Aux États-Unis, la Grande Dépression avait laissé au chômage des millions de personnes, qui craignaient de subir une concurrence pour les rares emplois disponibles. Cela alimenta également l’antisémitisme, la xénophobie, le nativisme et l’isolationnisme. Un sondage de l’époque, effectué par le Fortune Magazine, indiquait que 83 % des Américains étaient opposés à un allègement des restrictions à l’immigration. Certes, le président Roosevelt aurait pu émettre un décret pour admettre les réfugiés du Saint Louis. Mais l’hostilité de l’opinion publique à l’égard des immigrants ainsi que d’autres considérations politiques le rendirent réticent à adopter une telle mesure. Les républicains isolationnistes, par exemple, avaient gagné des sièges lors des élections législatives de 1938. En outre, Roosevelt envisageait de se présenter pour un troisième mandat présidentiel, ce qui était sans précédent.

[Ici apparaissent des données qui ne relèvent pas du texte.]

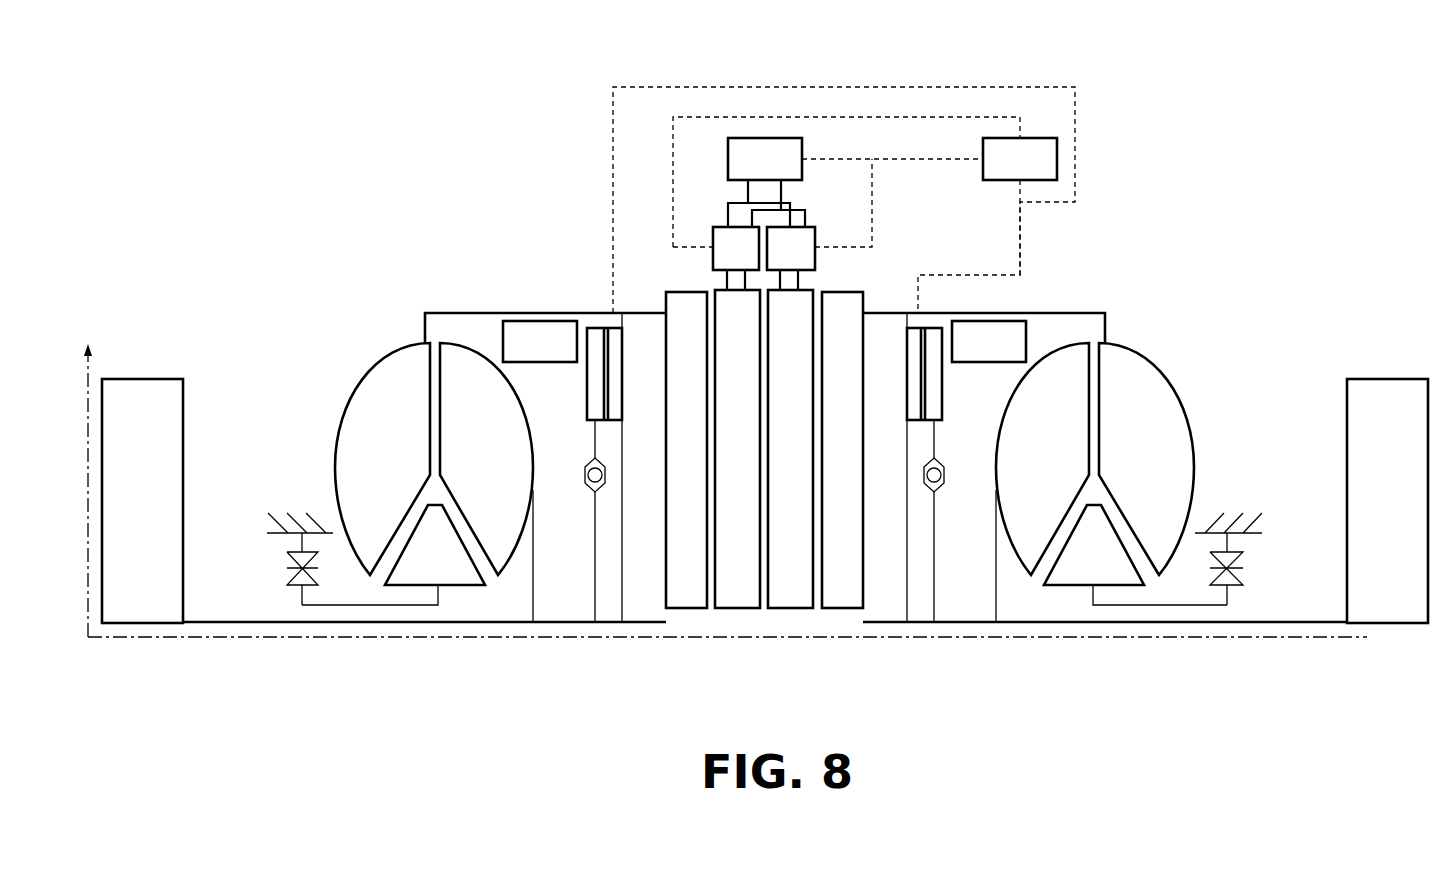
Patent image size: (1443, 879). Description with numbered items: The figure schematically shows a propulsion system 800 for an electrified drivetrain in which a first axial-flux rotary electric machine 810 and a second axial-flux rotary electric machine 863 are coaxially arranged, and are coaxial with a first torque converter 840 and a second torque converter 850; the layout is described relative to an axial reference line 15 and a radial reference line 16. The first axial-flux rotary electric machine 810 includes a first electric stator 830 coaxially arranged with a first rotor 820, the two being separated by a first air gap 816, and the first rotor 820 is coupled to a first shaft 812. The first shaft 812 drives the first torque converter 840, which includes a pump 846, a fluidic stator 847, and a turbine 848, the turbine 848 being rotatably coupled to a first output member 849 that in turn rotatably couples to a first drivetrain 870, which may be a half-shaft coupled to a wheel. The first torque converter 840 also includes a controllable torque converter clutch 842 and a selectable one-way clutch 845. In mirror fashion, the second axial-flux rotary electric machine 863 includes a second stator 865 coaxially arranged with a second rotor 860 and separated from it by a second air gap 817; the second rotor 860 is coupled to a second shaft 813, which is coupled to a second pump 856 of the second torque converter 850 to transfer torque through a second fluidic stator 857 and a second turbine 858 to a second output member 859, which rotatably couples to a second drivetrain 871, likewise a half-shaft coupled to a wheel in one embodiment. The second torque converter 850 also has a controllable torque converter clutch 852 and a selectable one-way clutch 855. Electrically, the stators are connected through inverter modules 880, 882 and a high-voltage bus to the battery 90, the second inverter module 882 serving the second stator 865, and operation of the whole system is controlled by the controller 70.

The propulsion system 800 is at (321, 77).
The first axial-flux rotary electric machine 810 is at (674, 508).
The first shaft 812 is at (473, 313).
The second shaft 813 is at (1060, 313).
The first air gap 816 is at (709, 612).
The second air gap 817 is at (819, 612).
The first rotor 820 is at (680, 608).
The first electric stator 830 is at (748, 609).
The first torque converter 840 is at (402, 465).
The controllable torque converter clutch 842 is at (587, 410).
The selectable one-way clutch 845 is at (287, 570).
The pump 846 is at (467, 461).
The fluidic stator 847 is at (413, 571).
The turbine 848 is at (363, 461).
The first output member 849 is at (247, 623).
The second torque converter 850 is at (1121, 465).
The controllable torque converter clutch 852 is at (942, 410).
The selectable one-way clutch 855 is at (1243, 570).
The second pump 856 is at (1127, 461).
The second fluidic stator 857 is at (1073, 571).
The second turbine 858 is at (1023, 461).
The second output member 859 is at (1252, 623).
The second rotor 860 is at (853, 608).
The second axial-flux rotary electric machine 863 is at (858, 508).
The second electric stator 865 is at (781, 609).
The first drivetrain 870 is at (124, 513).
The second drivetrain 871 is at (1368, 513).
The first power converter 880 is at (719, 261).
The second inverter module 882 is at (774, 261).
The battery 90 is at (752, 172).
The controller 70 is at (1007, 172).
The axial reference line 15 is at (1119, 638).
The radial reference line 16 is at (88, 557).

Trois mois avant le départ du Saint Louis, le sénateur démocrate de l’État de New York Robert Wagner et la représentante républicaine de l’État du Massachusetts Edith Rogers présentèrent un projet de loi qui aurait permis d’admettre 20 000 enfants réfugiés allemands au-delà du quota existant. Après des mois de débat, les dirigeants du Congrès enterrèrent le projet de loi Wagner-Rogers avant même de le soumettre au vote.
Deux navires plus petits transportant des réfugiés juifs firent route vers Cuba en mai 1939. Le Flandre, sous pavillon français, avait à son bord 104 passagers, et l’Orduña, navire britannique, 72 passagers. Comme le Saint Louis, ils ne furent pas autorisés à accoster à Cuba. Le Flandre retourna à son point de départ en France, tandis que l’Orduña se rendit dans plusieurs ports d’Amérique latine. Finalement, ses passagers débarquèrent dans la zone du canal de Panama, contrôlée par les États-Unis, qui finirent par admettre la plupart d’entre eux.
Retour en Europe
Suite au refus du gouvernement américain d’autoriser le débarquement des passagers, le Saint Louis repartit vers l’Europe le 6 juin 1939. Les passagers ne retournèrent cependant pas en Allemagne. Des organisations juives (en particulier le Jewish Joint Distribution Committee) négocièrent avec quatre gouvernements européens pour obtenir des visas d’entrée :
- La Grande-Bretagne accueillit 288 passagers
- Les Pays-Bas 181 passagers
- La Belgique 214 passagers
- En France, 224 passagers trouvèrent refuge au moins temporairement
Sur les 288 personnes admises en Grande-Bretagne, toutes survécurent à la Seconde Guerre mondiale, à l’exception d’un seul, tué lors d’un raid aérien en 1940. Sur les 620 passagers qui regagnèrent le continent européen, 87 (14 %) réussirent à émigrer avant l’invasion allemande de l’Europe occidentale en mai 1940. Les 532 passagers du Saint Louis qui ne parvinrent pas à émigrer à temps se retrouvèrent pris au piège lorsque l’Allemagne conquit l’Europe de l’Ouest. Un peu plus de la moitié d’entre eux (278 personnes) survécurent à la Shoah. Parmi les 254 passagers décédés, 84 se trouvaient en Belgique, 84 avaient trouvé refuge en Hollande, et 86 avaient été admis en France.